Elles eurent toutes deux un même sourire mi-indulgent, mi-découragé.
– Inscrivons Aristide comme aide-apothicaire de l'Hôtel-Dieu de Québec. Cela paraîtra respectable. Mais il faut que je revienne, en pensée, au moment où nous avons quitté Gouldsboro au cours de cet été funeste. Nous étions bien vingt-sept alors, excepté Julienne qui épousait ce Beaumarchand. À Port-Royal, trois de nos compagnes ont réussi à se cacher chez Mme de la Roche-Posay au moment du départ avec l'Anglais qui nous avait fait prisonnières. Elles s'étaient mis en tête de retourner à Gouldsboro où elles avaient des promis. Elles en avaient parlé avant avec M. le gouverneur qui les avait assurées qu'il les ferait chercher à Port-Royal si elles pouvaient nous fausser compagnie. Mme de Maudribourg, étant aux mains des Anglais, n'a pu les faire chercher comme elle le voulait. Elle était furieuse et nous avons toutes bien pâti de son humeur.
– Finalement, elles sont restées à Port-Royal et sont actuellement aux mines de Beaubassin, renseigna Angélique. Germaine Maillotin, Louise Perrier, Antoinette Trouchu. Je peux vous donner les noms de leurs époux. Par contre, nous en avons trois autres à Gouldsboro, mais d'où sortent-elles, celles-là ?
– Nous y venons.
Delphine se leva pour aller allumer une chandelle. Elle avait les tempes moites. L'effort de mémoire, ajouté au désagrément d'évoquer ces jours pénibles, les mettaient en nage.
– L'une d'entre nous est morte pendant ce voyage vers Boston et je vois son nom ici : Aline Charmette. Des fièvres ou du mal de mer, je ne sais plus. Ou bien c'était à la Hève où le commandant Phips nous avait débarquées. Non, c'était sur le navire. Je me souviens maintenant. Cet affreux Anglais a fait jeter son corps à la mer.
– Sept.
– M. de Peyrac nous ayant secourues à la Hève, nous a ensuite conduites jusqu'à Tidmagouche. Je ne parlerai pas de Marie-la-douce qui a été tuée là-bas, puisque nous l'avons comptée. Mais il y a eu, avant notre départ pour le Saint-Laurent, cette décision que vous avez prise pour trois de nos compagnes, de les autoriser de revenir à Gouldsboro.

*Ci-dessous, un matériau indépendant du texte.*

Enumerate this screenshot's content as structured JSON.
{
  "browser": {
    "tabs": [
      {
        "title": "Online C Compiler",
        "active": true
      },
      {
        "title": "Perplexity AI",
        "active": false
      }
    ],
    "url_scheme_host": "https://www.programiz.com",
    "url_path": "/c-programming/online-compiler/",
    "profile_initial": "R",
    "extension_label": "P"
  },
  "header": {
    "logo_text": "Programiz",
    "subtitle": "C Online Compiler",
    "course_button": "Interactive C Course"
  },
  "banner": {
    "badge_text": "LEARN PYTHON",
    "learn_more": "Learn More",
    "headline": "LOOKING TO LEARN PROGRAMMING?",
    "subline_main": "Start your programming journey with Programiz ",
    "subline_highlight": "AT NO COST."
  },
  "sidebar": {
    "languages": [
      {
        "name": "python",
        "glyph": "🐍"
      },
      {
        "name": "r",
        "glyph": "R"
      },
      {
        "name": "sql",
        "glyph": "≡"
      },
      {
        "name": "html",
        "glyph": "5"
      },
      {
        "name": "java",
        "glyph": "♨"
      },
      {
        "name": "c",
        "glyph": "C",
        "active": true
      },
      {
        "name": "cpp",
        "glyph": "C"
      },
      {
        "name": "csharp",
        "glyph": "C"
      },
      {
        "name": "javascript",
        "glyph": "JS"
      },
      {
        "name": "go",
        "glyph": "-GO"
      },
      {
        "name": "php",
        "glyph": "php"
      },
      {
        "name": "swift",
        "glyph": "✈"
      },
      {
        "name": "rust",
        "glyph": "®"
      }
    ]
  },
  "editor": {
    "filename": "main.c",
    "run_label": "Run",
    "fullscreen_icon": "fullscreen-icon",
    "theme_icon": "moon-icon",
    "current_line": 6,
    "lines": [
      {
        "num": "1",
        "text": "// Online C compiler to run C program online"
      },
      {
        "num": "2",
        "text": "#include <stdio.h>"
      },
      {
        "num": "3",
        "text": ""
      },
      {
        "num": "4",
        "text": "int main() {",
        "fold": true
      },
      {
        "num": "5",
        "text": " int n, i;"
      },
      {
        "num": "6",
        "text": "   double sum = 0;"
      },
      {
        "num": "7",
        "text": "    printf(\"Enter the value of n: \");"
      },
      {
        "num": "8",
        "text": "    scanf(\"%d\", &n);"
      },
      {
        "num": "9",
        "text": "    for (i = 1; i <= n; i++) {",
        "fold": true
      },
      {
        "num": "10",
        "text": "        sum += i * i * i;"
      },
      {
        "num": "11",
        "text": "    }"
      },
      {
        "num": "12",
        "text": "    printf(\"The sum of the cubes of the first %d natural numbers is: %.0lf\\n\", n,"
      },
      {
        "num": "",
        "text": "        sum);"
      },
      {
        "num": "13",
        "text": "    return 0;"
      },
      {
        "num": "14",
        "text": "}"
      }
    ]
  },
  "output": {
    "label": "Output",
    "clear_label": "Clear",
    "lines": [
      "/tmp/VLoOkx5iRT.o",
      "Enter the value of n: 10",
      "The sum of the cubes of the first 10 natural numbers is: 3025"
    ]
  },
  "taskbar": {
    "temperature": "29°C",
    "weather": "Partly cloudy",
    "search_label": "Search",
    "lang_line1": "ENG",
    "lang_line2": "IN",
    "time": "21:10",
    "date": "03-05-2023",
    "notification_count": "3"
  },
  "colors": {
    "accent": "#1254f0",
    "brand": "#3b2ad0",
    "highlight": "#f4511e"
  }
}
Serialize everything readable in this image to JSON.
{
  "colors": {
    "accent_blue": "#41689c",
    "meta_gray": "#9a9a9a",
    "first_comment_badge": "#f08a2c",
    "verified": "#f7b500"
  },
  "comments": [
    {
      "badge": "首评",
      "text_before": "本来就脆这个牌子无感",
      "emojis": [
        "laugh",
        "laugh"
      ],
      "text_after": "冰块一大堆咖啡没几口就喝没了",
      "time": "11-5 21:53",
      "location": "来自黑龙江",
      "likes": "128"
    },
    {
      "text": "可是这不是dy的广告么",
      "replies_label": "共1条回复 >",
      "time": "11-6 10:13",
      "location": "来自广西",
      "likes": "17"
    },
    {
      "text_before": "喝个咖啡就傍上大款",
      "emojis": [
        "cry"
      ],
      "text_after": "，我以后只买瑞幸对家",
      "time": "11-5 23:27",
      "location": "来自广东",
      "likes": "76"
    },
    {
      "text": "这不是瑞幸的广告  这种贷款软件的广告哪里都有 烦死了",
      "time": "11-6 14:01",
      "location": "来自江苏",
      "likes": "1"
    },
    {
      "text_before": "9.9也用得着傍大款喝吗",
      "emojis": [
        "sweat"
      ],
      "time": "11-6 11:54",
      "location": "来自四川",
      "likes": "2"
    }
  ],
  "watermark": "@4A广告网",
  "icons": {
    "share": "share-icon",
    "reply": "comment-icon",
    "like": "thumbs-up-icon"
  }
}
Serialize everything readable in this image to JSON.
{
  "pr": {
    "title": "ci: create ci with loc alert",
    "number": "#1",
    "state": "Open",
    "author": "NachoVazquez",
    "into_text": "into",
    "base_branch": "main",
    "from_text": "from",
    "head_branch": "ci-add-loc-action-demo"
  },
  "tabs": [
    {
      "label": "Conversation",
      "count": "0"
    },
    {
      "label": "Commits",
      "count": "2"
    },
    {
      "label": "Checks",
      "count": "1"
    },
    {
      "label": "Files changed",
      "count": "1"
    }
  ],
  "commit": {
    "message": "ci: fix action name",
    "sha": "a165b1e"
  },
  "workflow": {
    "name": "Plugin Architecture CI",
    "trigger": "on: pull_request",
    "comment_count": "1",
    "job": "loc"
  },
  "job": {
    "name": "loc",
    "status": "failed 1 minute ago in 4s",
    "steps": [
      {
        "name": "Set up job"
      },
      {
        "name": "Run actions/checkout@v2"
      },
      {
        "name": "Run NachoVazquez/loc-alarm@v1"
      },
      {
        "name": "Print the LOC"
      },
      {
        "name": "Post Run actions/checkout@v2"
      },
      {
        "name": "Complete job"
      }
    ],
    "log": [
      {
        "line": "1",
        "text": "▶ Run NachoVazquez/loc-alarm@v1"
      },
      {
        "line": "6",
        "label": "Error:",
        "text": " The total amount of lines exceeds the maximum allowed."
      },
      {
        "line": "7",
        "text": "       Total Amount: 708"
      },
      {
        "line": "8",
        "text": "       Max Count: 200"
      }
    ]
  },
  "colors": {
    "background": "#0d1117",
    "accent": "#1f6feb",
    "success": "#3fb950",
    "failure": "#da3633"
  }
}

– J'avoue que je ne me souviens pas, reconnut Angélique.
Ce temps de Tidmagouche, après les drames qui venaient de s'y dérouler, lui laissait une impression confuse. En se recueillant, elle commença à se rappeler qu'on avait en effet discuté de ce projet.
– Elles regrettaient tellement de n'avoir pu se cacher, elles aussi, chez Mme de la Roche-Posay, insista Delphine, M. de Peyrac leur a donné l'autorisation de retourner là-bas avec Le sans-peur sous la protection de M. et Mme Malaprade qui avaient amené Honorine. Il leur a confié une lettre pour M. Paturel à leur sujet. Je sais qu'il lui mandait de s'occuper de leurs mariages et de leur bailler effets et dot, car elles étaient dépourvues de tout. Nous avions perdu nos cassettes du roi dans le naufrage de La licorne. Nous étions sans dot.